Positive signals: 5+ contributors, regular commits across multiple months, descriptive commit messages (not just "update"), proper open-source license, active issue tracker. Real projects look like real projects.
What you'll see in the report
A new 💻 GitHub Repo card. Example output for a shell repo:
The linked repository (acme-org/acme-protocol) was created 9 days ago by a single contributor with 2 stars and 3 commits, all using generic placeholder messages. There is no substantive code history that supports the project's claim of an in-development protocol. The repo's metadata exhibits characteristics consistent with a placeholder created to lend credibility around a token launch.
How to use these signals together
These signals are most powerful in combination — both with each other and with the existing on-chain checks.

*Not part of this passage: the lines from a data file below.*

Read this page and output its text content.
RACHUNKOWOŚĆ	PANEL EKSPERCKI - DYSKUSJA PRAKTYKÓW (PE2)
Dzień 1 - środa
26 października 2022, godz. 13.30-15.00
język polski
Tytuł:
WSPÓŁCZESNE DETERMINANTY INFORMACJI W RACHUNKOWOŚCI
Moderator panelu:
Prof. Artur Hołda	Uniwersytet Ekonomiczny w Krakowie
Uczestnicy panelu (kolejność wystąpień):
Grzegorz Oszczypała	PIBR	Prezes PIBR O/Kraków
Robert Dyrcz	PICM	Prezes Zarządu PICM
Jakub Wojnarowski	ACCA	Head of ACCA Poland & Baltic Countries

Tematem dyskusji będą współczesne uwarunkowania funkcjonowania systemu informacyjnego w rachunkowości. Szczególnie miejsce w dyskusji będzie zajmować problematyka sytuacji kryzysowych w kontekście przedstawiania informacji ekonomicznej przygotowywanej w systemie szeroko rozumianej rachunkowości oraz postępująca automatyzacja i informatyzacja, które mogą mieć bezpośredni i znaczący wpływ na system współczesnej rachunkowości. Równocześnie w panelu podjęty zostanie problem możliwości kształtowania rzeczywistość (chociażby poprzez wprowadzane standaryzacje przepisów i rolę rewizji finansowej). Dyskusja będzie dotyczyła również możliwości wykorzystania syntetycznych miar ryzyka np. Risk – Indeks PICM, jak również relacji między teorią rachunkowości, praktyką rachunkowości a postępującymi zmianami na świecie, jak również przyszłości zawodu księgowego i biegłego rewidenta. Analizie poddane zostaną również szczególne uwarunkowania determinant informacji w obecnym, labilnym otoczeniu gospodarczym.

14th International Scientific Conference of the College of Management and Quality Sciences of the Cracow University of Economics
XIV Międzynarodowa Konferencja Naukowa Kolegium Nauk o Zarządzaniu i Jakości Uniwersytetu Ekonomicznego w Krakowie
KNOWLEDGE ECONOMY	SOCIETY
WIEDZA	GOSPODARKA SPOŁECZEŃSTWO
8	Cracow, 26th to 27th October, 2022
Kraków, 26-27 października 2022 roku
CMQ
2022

The classic fake-legitimacy stack looks like this:
- Domain registered 5 days ago
- GitHub repo created 4 days ago, 1 contributor, 0 stars, 3 generic commits
- Twitter/Telegram opened in the last week
- Holder distribution looks "okay" because the bundle is staggered across 50+ wallets
- Token launches at $300K MC with a polished pitch
Without the new signals, holder-only analysis might pass this token as "medium risk." With them, the pattern is unambiguous: every part of the project's claimed identity was manufactured in a single week. That's not a project — it's a costume.
What this doesn't catch
Honest about limits. These signals don't help with:
- Pure memecoins with no claimed legitimacy. A pump.fun launch that's just a frog meme isn't pretending to be a protocol — it doesn't have a domain or GitHub to check. For those, the existing on-chain signals (holders, bundling, liquidity, dev wallet) are still the right lens.
- Sophisticated long-game scams. Some operators register the domain and prep the GitHub a year in advance. Domain Age doesn't catch that. The on-chain dev-wallet trace is more important for catching seasoned operators.
- Niche TLDs. RDAP coverage is excellent for the common ones (.com, .xyz, .io, .net, .org, country TLDs) but spotty for unusual extensions. Reports note when the lookup didn't succeed instead of guessing.
Available now for Pro
Both signals are live in every Token Analysis run as of today. No extra steps — paste a contract address and the new cards appear automatically when the data is available. They run in parallel with the existing fetches, so total report latency is unchanged.
If you've seen a "looks legit" token in your feed lately and felt off about it, that's exactly the kind of token these signals were built to catch.
Open Token Analysis →Nothing in this post is financial advice. Domain Age and GitHub Analyzer are observational tools — they surface patterns, not verdicts. Real research means using them together with on-chain checks, narrative analysis, and your own judgment. Markets are full of tokens that look great and lose, and tokens that look dangerous and pump. DYOR.